After distinguishing the fields of my Query Notification message, I created a new orchestration.  I receive in the Query Notification message, and have a Decision to see if and update of the data has occurred.
If a “change” event is encountered, I want to query my database and pull back all records whose “IsChanged” value is “True”, and “Status” is equal to “Modified.”  When using the classic SQL adapter, we had to constantly remember to flip some sort of bit so that the next polling action didn’t repeatedly pull the same records.  This is still useful with the new adapter as I don’t want my “Select” query to yank messages that were previously read.  So, I need to both select the records, and then update them.  What’s great about the new adapter is that I can do this all at once, in a single transaction.  Specifically, in my Select request message, I can embed an “Update” statement in it.

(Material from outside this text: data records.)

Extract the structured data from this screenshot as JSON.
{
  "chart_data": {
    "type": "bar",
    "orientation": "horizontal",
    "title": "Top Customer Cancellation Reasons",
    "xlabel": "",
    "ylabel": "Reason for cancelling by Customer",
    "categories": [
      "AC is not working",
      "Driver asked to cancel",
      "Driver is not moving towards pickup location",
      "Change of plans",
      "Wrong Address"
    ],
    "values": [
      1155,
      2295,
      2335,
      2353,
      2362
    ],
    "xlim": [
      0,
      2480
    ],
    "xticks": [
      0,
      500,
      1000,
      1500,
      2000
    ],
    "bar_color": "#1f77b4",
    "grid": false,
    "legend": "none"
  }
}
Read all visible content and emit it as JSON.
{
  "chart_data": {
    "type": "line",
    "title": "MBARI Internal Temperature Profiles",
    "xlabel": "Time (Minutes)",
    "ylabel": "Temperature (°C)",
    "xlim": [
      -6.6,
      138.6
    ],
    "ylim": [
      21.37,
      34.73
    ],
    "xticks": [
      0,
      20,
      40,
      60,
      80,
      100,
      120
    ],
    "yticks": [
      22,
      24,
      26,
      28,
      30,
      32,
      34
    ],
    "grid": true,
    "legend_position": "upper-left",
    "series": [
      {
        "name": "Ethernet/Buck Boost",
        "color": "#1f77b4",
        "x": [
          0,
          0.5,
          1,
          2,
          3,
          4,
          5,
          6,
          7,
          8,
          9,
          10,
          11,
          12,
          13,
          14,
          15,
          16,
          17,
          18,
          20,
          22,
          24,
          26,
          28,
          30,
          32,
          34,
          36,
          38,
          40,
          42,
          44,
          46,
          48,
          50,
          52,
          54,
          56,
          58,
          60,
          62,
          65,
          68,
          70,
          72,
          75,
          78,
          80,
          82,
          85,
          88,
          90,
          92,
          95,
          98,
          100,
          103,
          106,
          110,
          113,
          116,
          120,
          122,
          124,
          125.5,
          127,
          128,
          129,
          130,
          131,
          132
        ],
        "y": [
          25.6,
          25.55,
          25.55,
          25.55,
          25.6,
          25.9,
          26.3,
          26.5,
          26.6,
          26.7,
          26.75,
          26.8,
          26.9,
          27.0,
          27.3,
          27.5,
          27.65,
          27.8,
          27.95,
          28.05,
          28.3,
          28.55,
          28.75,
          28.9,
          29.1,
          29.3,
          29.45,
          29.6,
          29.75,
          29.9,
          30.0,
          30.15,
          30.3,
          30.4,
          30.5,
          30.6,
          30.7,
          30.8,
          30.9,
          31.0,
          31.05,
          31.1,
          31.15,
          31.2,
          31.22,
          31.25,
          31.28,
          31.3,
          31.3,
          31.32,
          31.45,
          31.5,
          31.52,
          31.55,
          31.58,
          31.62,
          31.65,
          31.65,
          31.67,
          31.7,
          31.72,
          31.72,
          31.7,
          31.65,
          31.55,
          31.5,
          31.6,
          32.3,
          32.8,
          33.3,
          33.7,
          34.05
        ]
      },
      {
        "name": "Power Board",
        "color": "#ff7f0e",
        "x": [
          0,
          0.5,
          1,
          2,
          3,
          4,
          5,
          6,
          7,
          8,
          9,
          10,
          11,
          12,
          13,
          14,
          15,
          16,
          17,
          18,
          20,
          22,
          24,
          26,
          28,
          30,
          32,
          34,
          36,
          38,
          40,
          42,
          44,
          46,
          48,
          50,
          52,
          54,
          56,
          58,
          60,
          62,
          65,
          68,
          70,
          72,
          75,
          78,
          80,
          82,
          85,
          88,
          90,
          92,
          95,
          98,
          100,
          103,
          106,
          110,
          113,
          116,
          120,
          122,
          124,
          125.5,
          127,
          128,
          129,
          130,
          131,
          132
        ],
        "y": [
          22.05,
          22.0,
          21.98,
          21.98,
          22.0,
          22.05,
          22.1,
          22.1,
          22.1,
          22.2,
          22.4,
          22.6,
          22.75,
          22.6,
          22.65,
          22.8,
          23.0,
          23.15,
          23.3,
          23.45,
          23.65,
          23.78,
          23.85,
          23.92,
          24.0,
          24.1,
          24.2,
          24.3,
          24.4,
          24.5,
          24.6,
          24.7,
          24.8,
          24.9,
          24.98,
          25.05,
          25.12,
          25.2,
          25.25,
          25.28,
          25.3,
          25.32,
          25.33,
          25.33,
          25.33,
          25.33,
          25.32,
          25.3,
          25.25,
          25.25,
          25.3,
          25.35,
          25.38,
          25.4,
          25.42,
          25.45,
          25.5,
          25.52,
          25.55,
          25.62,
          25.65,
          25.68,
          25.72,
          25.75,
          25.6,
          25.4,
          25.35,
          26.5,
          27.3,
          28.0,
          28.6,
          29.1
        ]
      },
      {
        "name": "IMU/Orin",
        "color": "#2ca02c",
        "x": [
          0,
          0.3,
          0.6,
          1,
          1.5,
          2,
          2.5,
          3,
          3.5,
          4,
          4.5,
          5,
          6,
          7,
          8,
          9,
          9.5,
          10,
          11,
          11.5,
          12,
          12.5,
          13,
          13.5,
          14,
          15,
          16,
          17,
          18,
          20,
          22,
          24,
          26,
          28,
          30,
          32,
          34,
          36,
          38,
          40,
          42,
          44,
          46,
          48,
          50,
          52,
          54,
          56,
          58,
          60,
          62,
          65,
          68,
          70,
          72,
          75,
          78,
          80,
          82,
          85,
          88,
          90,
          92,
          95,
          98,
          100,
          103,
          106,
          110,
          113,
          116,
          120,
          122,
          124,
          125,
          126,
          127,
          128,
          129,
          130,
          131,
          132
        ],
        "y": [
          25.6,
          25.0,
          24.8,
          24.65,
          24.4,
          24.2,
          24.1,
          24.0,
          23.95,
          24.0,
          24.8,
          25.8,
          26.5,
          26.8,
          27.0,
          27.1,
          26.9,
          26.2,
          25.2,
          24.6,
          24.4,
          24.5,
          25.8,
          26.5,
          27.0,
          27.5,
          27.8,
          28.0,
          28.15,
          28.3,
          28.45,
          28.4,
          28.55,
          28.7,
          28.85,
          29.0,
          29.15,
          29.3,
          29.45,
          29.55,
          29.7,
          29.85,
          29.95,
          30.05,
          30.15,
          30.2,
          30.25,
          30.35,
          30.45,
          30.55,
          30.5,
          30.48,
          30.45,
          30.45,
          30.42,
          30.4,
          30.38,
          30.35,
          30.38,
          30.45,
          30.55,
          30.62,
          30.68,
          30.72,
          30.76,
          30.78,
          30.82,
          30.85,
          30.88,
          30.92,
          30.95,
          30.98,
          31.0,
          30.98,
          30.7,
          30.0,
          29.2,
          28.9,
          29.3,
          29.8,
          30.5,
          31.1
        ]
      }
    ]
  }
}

So above, I’m selecting “*” columns, and my “Query” node contains both my WHERE clause and UPDATE statement.  In my orchestration, I send this Select request, get back all the records from the database, and publish that record set back out.  I’ve highlighted the fact that my port operation name must match what’s expected by the adapter (in my case, “Select”).
Because the “Consume Adapter Service” wizard also generated a send port binding (which I’ve imported into my application), I can confirm that the expected operation name is “Select.”
So what does the result look like?  I changed two records in my database table, which means a notification was instantly sent to my receive location, which in turn instantiated an orchestration which both selected the changed records and updated those same records.  The final message distributed by my orchestration looked like this:
There you go.  I’m a fan of this new capability as it truly makes our databases event driven participants in our environment instead of passive repositories that require explicit querying for changes of state.  While I don’t think I’m a fan of the generic schema, I suspect the best pattern is to take that generated event message, and, using what we know about the notification statement, republish a new event message that contains enough context to be actionable by downstream consumers.
What do you think?  Is this interesting or will you stick with straight polling as a database access method?